Previous assumptions on the effect of weather on the virus were largely based on studies carried out in a laboratory setting or on related viruses, which may have skewed the results, according to the author.
Baniasad, a biochemist and pharmacist, said that assumptions about how coronavirus would respond with weather are largely informed by studies conducted in laboratory settings on related viruses. She said that this study illustrates the importance of studies that analyze how the coronavirus spreads through human communities.
“When you study something in a lab, it’s a supervised environment. It’s hard to scale up to society,” said Maryam Baniasad, a doctoral candidate at Ohio State University and co-author of the paper. “This was our first motivation to do a more broad study.”
One of the main lessons we should derive from the pandemic and this study is that we need to analyze phenomena on a “human scale” — the scale at which humans live their day-to-day lives — in order to properly understand them, says Niyogi.

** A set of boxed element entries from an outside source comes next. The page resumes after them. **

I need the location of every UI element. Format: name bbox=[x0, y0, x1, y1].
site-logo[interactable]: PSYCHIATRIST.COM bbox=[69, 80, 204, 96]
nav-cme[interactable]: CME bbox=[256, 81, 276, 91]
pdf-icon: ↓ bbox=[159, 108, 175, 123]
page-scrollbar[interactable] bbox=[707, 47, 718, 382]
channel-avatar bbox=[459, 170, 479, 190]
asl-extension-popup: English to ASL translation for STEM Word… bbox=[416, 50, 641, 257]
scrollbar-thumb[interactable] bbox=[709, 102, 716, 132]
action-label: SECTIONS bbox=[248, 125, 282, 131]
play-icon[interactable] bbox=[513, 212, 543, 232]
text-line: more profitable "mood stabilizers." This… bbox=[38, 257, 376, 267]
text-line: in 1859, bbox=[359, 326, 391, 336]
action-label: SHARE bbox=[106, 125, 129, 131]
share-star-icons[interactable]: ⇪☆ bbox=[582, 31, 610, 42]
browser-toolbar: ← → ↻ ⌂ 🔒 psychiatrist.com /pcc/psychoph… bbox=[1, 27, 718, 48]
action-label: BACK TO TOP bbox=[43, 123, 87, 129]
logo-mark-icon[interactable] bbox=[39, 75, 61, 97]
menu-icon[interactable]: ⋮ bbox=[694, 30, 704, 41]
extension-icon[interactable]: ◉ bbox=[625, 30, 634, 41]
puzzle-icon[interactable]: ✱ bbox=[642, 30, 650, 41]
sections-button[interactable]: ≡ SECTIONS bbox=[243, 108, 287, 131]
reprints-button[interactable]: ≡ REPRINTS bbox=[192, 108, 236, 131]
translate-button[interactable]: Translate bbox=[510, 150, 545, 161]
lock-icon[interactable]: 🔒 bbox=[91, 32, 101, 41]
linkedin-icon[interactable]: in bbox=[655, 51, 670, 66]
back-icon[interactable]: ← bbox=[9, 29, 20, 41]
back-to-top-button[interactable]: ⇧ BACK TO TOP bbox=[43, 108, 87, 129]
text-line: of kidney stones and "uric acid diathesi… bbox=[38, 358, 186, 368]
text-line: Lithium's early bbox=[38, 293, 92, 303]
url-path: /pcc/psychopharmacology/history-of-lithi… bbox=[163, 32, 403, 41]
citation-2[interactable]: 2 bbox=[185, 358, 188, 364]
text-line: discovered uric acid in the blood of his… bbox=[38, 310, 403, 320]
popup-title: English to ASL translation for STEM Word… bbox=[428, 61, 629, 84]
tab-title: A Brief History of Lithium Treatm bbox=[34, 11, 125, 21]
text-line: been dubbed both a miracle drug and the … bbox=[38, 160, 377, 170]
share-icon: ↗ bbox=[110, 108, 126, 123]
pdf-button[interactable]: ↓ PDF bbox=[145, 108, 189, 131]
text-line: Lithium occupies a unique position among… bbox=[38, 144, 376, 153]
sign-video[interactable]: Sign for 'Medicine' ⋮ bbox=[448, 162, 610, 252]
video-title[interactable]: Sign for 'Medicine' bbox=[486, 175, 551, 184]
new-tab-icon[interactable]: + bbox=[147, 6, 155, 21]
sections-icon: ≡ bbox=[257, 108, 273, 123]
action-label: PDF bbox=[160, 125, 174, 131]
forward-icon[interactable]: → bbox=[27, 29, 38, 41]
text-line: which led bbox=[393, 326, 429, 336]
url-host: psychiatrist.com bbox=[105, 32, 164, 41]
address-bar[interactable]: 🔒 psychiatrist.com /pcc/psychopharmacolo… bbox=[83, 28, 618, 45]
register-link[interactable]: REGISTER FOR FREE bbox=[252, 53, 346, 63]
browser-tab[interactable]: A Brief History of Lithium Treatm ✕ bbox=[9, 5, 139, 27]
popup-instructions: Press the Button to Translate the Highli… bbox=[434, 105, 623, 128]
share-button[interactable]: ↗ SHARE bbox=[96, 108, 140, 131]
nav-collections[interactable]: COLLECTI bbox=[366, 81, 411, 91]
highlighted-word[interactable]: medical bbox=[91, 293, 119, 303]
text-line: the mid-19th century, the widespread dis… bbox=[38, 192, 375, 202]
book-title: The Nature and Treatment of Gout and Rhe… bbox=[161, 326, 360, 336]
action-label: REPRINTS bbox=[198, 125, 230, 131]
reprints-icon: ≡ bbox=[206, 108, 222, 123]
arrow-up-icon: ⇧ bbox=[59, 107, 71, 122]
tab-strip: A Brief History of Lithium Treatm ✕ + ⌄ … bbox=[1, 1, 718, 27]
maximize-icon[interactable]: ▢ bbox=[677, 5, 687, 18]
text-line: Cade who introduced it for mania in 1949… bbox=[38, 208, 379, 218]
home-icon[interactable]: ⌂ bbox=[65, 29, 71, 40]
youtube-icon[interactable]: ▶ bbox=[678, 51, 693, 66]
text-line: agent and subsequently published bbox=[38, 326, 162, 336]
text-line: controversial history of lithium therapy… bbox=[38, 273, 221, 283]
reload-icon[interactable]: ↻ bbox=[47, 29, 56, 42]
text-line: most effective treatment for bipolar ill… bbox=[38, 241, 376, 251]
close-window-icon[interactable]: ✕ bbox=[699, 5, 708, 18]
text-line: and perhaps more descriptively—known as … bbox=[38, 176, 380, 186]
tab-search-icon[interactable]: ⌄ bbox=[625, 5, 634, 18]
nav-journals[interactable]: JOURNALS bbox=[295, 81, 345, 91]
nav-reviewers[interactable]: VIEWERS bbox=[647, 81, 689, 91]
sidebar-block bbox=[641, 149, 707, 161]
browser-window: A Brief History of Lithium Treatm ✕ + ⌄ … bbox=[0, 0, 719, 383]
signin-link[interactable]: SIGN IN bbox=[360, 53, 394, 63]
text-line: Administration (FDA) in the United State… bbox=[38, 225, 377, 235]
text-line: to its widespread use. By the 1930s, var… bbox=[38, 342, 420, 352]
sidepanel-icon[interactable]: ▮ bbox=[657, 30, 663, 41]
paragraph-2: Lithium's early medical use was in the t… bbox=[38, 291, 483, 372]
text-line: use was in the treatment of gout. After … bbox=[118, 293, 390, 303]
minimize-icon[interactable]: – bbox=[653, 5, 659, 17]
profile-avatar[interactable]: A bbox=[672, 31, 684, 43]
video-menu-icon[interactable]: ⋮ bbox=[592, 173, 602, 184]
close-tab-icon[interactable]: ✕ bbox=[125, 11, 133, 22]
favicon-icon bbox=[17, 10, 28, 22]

“COVID, it is claimed, could change everything,” Niyogi said. “We have been looking at weather and climate outlooks as a system that we scale down, down, down and then seeing how it might affect humans. Now, we are flipping the case and upscaling, starting at human exposure scale and then going outwards. This is a new paradigm we will need for studying virus exposure and human environmental modeling systems involving new sensing and AI-like techniques.”
The paper “Global to USA County Scale Analysis of Weather, Urban Density, Mobility, Homestay, and Mask Use on COVID-19” has been published in the International Journal of Environmental Research and Public Health.